Note: We have a shared dreamio cluster multi tenant.

I am posting this approaches which might help others if they fall into the same usecase.

@pavankumargundeti With approach1, if you aggregate on all columns there will be not much reduction in rows, approach2 seems better

Do you need all 1500 columns for the dashboard?

Yes, we may need aggregates for 1500 columns or even more.
Pivot may not completely help as columns keep evolving on the table and pivot always expects the fixed column name in the definition. Adding an extra column will result in a full refresh of reflection which will be costly.

With approach 1, If we maintain a view on each column and create reflections for each view(For example 1000 to 2000 reflections).
What challenges do we have to face or this is not even feasible?
Do consider not all columns will get changed under the 1-hour refresh interval.

Also, do we have any timelines from dremio on partial refresh on schema evolution of table?


Having a reflection for every column would not scale as 2000 reflections have to be refreshed before you run the report.

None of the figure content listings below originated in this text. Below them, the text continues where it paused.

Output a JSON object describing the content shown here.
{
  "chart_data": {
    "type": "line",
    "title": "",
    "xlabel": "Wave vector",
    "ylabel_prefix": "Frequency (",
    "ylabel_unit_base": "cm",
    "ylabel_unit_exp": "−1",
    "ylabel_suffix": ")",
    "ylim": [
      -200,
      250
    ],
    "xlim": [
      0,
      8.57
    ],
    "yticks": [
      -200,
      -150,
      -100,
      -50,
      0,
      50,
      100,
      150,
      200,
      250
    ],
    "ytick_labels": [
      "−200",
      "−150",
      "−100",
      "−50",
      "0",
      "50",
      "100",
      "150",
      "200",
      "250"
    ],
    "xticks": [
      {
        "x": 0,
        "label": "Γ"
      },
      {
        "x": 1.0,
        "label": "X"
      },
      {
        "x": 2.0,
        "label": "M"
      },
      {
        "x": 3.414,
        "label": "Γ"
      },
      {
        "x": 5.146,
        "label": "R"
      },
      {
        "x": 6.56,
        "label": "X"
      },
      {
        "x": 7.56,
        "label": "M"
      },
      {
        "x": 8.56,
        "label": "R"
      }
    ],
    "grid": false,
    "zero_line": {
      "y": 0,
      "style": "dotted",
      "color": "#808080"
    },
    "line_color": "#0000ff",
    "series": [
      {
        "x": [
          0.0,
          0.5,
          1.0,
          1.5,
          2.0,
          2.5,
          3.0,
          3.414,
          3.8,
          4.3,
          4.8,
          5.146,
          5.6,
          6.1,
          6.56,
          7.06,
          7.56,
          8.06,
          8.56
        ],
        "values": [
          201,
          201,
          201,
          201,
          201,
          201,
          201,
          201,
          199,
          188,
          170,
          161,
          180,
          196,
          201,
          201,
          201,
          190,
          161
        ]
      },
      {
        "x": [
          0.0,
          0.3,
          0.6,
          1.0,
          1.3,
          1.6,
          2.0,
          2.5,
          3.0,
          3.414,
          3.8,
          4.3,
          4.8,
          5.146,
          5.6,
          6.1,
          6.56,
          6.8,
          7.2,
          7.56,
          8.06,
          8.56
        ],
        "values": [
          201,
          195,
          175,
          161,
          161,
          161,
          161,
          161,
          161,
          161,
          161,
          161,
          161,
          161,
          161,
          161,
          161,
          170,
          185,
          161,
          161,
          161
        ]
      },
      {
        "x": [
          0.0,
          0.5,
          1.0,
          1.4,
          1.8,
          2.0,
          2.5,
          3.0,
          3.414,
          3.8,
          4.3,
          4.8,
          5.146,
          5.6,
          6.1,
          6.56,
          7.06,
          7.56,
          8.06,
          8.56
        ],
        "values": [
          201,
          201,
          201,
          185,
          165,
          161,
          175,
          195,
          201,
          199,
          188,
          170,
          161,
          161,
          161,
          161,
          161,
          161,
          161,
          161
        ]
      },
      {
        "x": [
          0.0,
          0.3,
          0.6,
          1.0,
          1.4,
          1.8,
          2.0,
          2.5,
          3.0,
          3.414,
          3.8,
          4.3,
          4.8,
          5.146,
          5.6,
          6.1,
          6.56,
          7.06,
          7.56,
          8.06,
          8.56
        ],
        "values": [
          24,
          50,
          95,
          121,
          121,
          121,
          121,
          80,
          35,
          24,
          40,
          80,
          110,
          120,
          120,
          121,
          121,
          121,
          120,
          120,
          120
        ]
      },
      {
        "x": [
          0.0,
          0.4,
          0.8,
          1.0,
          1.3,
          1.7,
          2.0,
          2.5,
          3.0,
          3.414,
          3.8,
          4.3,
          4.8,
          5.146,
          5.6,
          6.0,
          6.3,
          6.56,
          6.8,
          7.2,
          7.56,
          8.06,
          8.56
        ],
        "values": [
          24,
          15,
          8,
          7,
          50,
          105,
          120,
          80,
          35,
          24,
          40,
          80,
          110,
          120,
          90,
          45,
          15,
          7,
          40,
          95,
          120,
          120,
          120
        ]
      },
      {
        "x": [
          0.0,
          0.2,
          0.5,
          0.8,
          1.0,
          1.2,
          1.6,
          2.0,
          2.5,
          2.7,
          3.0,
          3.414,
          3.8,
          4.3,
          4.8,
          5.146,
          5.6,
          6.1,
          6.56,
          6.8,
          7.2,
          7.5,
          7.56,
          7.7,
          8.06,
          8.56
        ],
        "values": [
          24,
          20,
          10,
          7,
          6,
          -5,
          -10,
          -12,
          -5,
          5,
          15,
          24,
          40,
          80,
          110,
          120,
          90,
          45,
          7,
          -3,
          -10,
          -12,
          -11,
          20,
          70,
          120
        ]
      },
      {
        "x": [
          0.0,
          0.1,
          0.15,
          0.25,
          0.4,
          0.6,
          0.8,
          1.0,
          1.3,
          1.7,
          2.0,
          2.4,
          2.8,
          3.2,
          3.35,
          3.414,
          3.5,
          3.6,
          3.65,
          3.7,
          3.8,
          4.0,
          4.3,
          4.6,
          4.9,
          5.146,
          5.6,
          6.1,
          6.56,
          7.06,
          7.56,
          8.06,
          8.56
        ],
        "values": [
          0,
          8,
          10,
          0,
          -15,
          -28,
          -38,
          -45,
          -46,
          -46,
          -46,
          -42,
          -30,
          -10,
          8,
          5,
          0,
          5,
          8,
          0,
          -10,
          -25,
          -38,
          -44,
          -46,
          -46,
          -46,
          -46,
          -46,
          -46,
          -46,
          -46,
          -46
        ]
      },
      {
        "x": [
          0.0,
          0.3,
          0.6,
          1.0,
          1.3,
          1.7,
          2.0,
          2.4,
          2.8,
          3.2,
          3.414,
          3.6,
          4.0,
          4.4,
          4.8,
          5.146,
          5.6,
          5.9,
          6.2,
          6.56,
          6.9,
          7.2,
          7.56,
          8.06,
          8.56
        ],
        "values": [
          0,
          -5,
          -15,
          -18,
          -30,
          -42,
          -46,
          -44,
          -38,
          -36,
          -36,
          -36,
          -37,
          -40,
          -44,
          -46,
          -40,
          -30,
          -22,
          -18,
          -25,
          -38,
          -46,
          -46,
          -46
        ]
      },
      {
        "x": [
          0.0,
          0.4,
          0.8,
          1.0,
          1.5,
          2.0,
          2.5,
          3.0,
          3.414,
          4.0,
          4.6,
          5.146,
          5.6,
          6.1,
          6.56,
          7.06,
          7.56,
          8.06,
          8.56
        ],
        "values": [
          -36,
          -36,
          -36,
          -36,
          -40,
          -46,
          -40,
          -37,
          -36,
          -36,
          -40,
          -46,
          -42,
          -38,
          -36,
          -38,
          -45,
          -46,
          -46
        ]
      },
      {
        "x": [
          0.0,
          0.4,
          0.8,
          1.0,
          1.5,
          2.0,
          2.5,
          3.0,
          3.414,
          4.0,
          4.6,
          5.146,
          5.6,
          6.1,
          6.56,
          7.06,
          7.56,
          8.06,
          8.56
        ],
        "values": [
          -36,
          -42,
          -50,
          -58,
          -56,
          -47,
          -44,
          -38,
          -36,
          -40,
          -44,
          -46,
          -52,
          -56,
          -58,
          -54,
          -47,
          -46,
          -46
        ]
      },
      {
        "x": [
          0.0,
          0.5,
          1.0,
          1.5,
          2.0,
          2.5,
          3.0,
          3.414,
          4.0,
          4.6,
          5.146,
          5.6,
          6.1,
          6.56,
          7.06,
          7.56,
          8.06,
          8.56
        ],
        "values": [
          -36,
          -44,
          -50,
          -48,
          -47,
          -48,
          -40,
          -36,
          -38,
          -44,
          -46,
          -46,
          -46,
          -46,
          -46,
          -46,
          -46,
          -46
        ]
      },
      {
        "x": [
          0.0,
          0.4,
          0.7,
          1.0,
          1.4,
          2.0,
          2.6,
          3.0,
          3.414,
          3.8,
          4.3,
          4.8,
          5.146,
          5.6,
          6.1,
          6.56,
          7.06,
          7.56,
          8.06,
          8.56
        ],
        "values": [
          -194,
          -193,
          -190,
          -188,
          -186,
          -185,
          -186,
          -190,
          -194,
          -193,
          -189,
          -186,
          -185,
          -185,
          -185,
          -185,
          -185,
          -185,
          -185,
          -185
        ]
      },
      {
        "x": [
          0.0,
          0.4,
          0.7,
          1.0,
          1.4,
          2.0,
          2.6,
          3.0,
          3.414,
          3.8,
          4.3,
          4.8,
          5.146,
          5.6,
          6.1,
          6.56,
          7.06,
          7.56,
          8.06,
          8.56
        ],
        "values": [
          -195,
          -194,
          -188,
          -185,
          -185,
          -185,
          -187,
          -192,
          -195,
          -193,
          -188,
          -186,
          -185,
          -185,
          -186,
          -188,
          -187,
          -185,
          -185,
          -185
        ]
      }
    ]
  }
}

Have you tried using Iceberg instead of parquet so you do not have to do 2 things

  • metadata refresh
  • performance of iceberg

What is this? Also, do we have any timelines from dremio on partial refresh on schema evolution of table? are you asking if Dremio will detect schema changes? This should already be there?


Hi Bali,
among the 2000 columns active columns are the subset might be 500 columns. As we are considering this a timeseries store with a dedicated dremio engine for incremental refreshes can that be feasible. As the reflections configured refresh is per hour assuming the no of columns refresh with footprint is minimul…ie other reflections refreshes in millsec.
We are also looking for the rest api to refresh the column reflection to trigger manually on evluating the delta snapshot api no to make 2000 columns refresh. Do you have a Rest api to refresh a view on demand?.
We are mostly looking for quering the aggregates over a year for the analytical columns max 30 at a time with iceberg table partitioned on a day at petabyte scale on which doing on the fly aggregates is not feasible.
So looking for optimal use of reflections to get max benifits with write and read. In the other approach2 the data set represent in pivot into iceberg will increase the dataset size to multifold as each column data represented in rows. Using reflections on that you will see challenges of data refresh , write latencies…etc?.